New Hampshire, USA — After a tumultuous year of opposition and rebuttals from members of Congress, the U.S. biofuels industry was able to maintain support from the more-than-willing U.S. military. The Department of Energy (DOE) announced the next phase of development plans last week – it granted $18 million to four biorefineries to develop pilot-scale drop-in biofuels projects to meet military specifications for jet fuel and ship diesel.
The military has shown eager support for the biofuels industry through past purchases of drop-in biofuels for demonstration and testing purposes. In December 2011, the Navy purchased 450,000 gallons of cooking oil- and algae-based drop-in fuels for the jets and vessels to be displayed in the Great Green Fleet during the summer 2012 Rim of the Pacific demonstration (RIMPAC) in Hawaii. The biofuels were mixed in a 50/50 blend with traditional fossil fuels, which amounted to about $15 per gallon.
“We’re pursuing alternative energy because our reliance on foreign oil is a very significant and well-recognized military vulnerability,” said Secretary of the Navy General Ray Mabus. “Energy security has got to be at the top of our agenda. The ability to use fuels other than oil and gas is absolutely critical. It will increase our flexibility, it will increase competition, and it will reduce the service’s vulnerability to rapid and unforeseen changes in the price of oil.”
Though the RIMPAC demonstration was a success, several bills were introduced in Congress to block the military from purchasing biofuels that were more expensive than traditional fuels and prohibit the construction of new facilities, stating that the military should not be responsible for developing new industries.

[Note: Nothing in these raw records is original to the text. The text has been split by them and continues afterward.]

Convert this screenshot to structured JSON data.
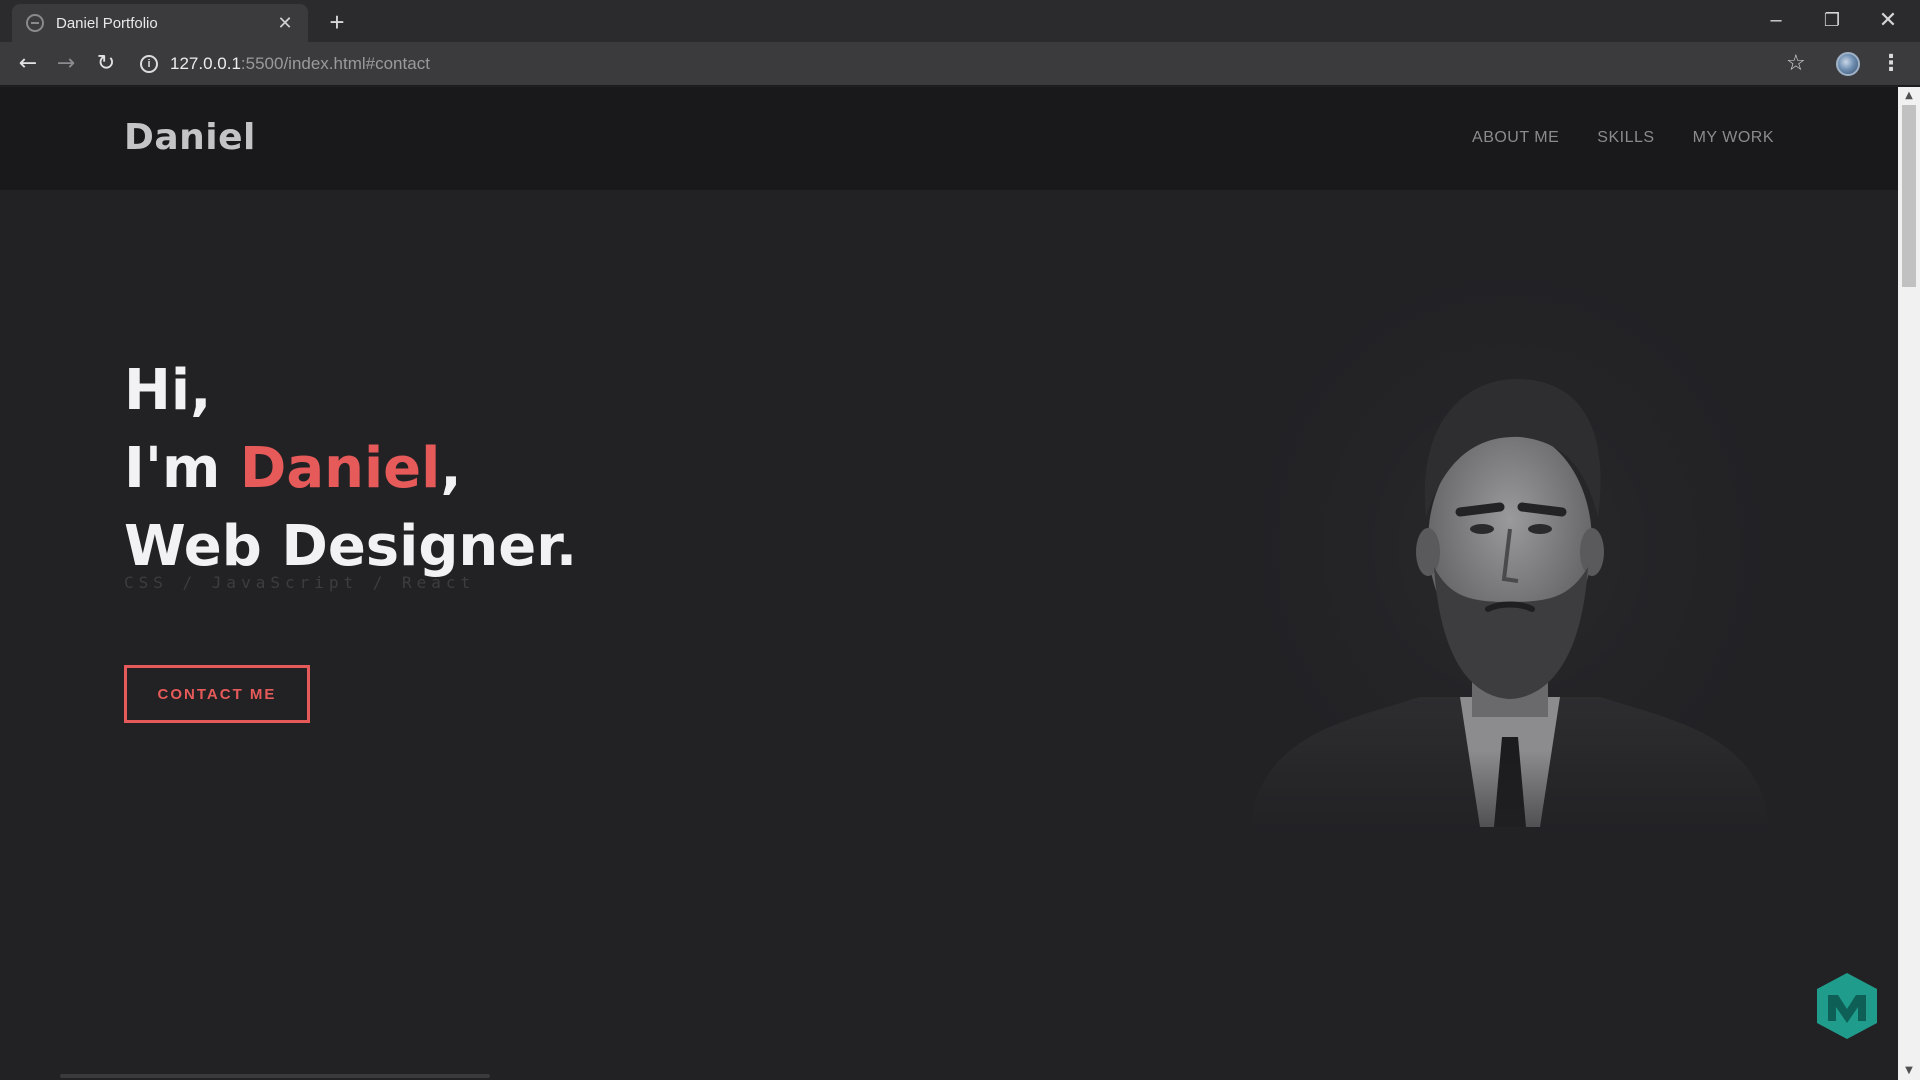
{
  "browser": {
    "tab_title": "Daniel Portfolio",
    "tab_close": "✕",
    "new_tab": "+",
    "url_host": "127.0.0.1",
    "url_rest": ":5500/index.html#contact",
    "window_controls": {
      "minimize": "–",
      "maximize": "❐",
      "close": "✕"
    },
    "icons": [
      "back-arrow-icon",
      "forward-arrow-icon",
      "reload-icon",
      "info-icon",
      "star-icon",
      "profile-icon",
      "kebab-menu-icon"
    ]
  },
  "site": {
    "logo": "Daniel",
    "nav": [
      {
        "label": "ABOUT ME"
      },
      {
        "label": "SKILLS"
      },
      {
        "label": "MY WORK"
      }
    ],
    "hero": {
      "line1": "Hi,",
      "line2_prefix": "I'm ",
      "line2_name": "Daniel",
      "line2_suffix": ",",
      "line3": "Web Designer.",
      "skills": "CSS  /  JavaScript  /  React",
      "cta": "CONTACT ME"
    }
  },
  "colors": {
    "accent": "#e65a5a",
    "page_bg": "#222225",
    "nav_bg": "#19191b",
    "heading": "#f2f2f4"
  }
}
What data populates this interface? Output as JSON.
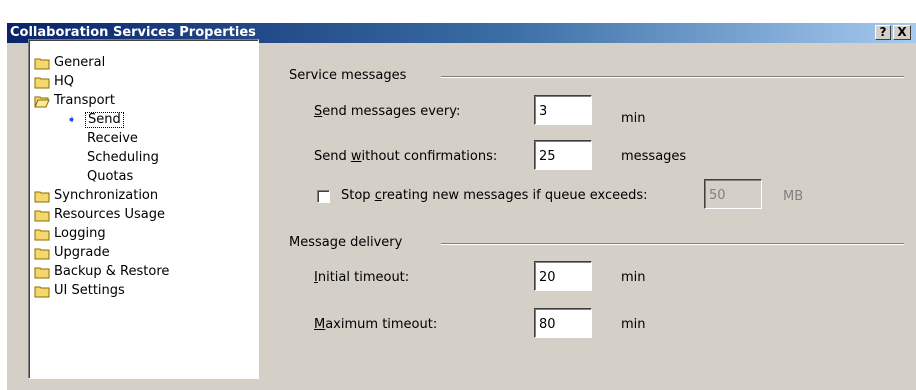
{
  "window": {
    "title": "Collaboration Services Properties"
  },
  "title_buttons": {
    "help": "?",
    "close": "X"
  },
  "tree": {
    "items": [
      {
        "label": "General"
      },
      {
        "label": "HQ"
      },
      {
        "label": "Transport"
      },
      {
        "label": "Send"
      },
      {
        "label": "Receive"
      },
      {
        "label": "Scheduling"
      },
      {
        "label": "Quotas"
      },
      {
        "label": "Synchronization"
      },
      {
        "label": "Resources Usage"
      },
      {
        "label": "Logging"
      },
      {
        "label": "Upgrade"
      },
      {
        "label": "Backup & Restore"
      },
      {
        "label": "UI Settings"
      }
    ]
  },
  "service_messages": {
    "heading": "Service messages",
    "send_every": {
      "label_key": "S",
      "label_rest": "end messages every:",
      "value": "3",
      "unit": "min"
    },
    "send_without": {
      "label_pre": "Send ",
      "label_key": "w",
      "label_rest": "ithout confirmations:",
      "value": "25",
      "unit": "messages"
    },
    "stop_creating": {
      "label_pre": "Stop ",
      "label_key": "c",
      "label_rest": "reating new messages if queue exceeds:",
      "checked": false,
      "value": "50",
      "unit": "MB"
    }
  },
  "message_delivery": {
    "heading": "Message delivery",
    "initial": {
      "label_key": "I",
      "label_rest": "nitial timeout:",
      "value": "20",
      "unit": "min"
    },
    "maximum": {
      "label_key": "M",
      "label_rest": "aximum timeout:",
      "value": "80",
      "unit": "min"
    }
  }
}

“I understand that alternative fuels may help our guys in the field, but wouldn’t you agree that the thing they’d be more concerned about is having more ships, more planes, more prepositioned stocks,” said Representative Randy Forbes during a hearing with Mabus. “Shouldn’t we refocus our priorities and make those things our priorities instead of advancing a biofuels market?”
In November of 2012, Congress voted in favor of biofuels and the immediate threat was eliminated. The DOE and DOD were then able to move forward with plans to select pilot projects to further the research and development of non-feedstock drop-in fuels.
“Advanced biofuels are an important part of President Obama’s all-of-the-above strategy to reduce America’s dependence on foreign oil, improve our energy security, and protect our air and water,” said departing energy secretary Steven Chu in a statement. “The innovative biorefinery projects announced today mark an important step toward producing fuels for our American military and the civil aviation industry from renewable resources found right here in the United States.”
According to the DOE, the following projects were selected:
Frontline Bioenergy LLCM (up to $4.2 million; Ames, Iowa): Building on prior commercial-scale gasification success, Frontline BioEnergy, along with its project partners SGC Energia, Stanley Consultants, and Delphi Engineering and Construction LLC, will build and integrate an innovative new pilot scale TarFreeGas™ reactor and new gas conditioning processes with an existing Fischer Tropsch (FT) unit capable of producing 1 barrel per day of FT liquids from woody biomass, municipal solid waste, and refuse derived fuel at the Iowa Energy Center’s Biomass Energy Conversion Facility in Nevada, Iowa. These liquids will be upgraded to produce samples of biofuels that meet military specifications.
Cobalt Technologies (up to $2.5 million; Mountain View, California): Cobalt Technologies will operate a pilot-scale integrated biorefinery to convert switchgrass to bio-jet fuel. Together with its partners, including the Naval Air Warfare China Lake Weapons Division, Show Me Energy Cooperative, and the National Renewable Energy Laboratory, Cobalt intends to build a pilot-scale facility to purify and convert butanol to jet fuel. Cobalt will operate the integrated pilot-scale biorefinery to evaluate scalability of the process and assess the facility’s greenhouse gas emissions.
Mercurius Biorefining, Inc. (up to $4.6 million; Ferndale, Washington): For its project, Mercurius will build and operate a pilot plant that uses an innovative process that converts the cellulosic biomass into non-sugar intermediates, which are further processed into drop-in bio-jet fuel and chemicals. Several organizations are participating in this consortium led by Mercurius Biorefining, including Purdue University, Pacific Northwest National Laboratory, and Incitor.
BioProcess Algae (up to $6.4 million; Shenandoah, Iowa): The BioProcess Algae project will evaluate an innovative algal growth platform that will produce hydrocarbon fuels meeting military specifications using renewable carbon dioxide, lignocellulosic sugars, and waste heat. The proposed biorefinery will integrate low-cost autotrophic algal production, accelerated lipid production, and lipid conversion. While the primary product from the proposed biorefinery will be military fuels, the facility will also co-produce additional products, including other hydrocarbons, glycerine, and animal feed.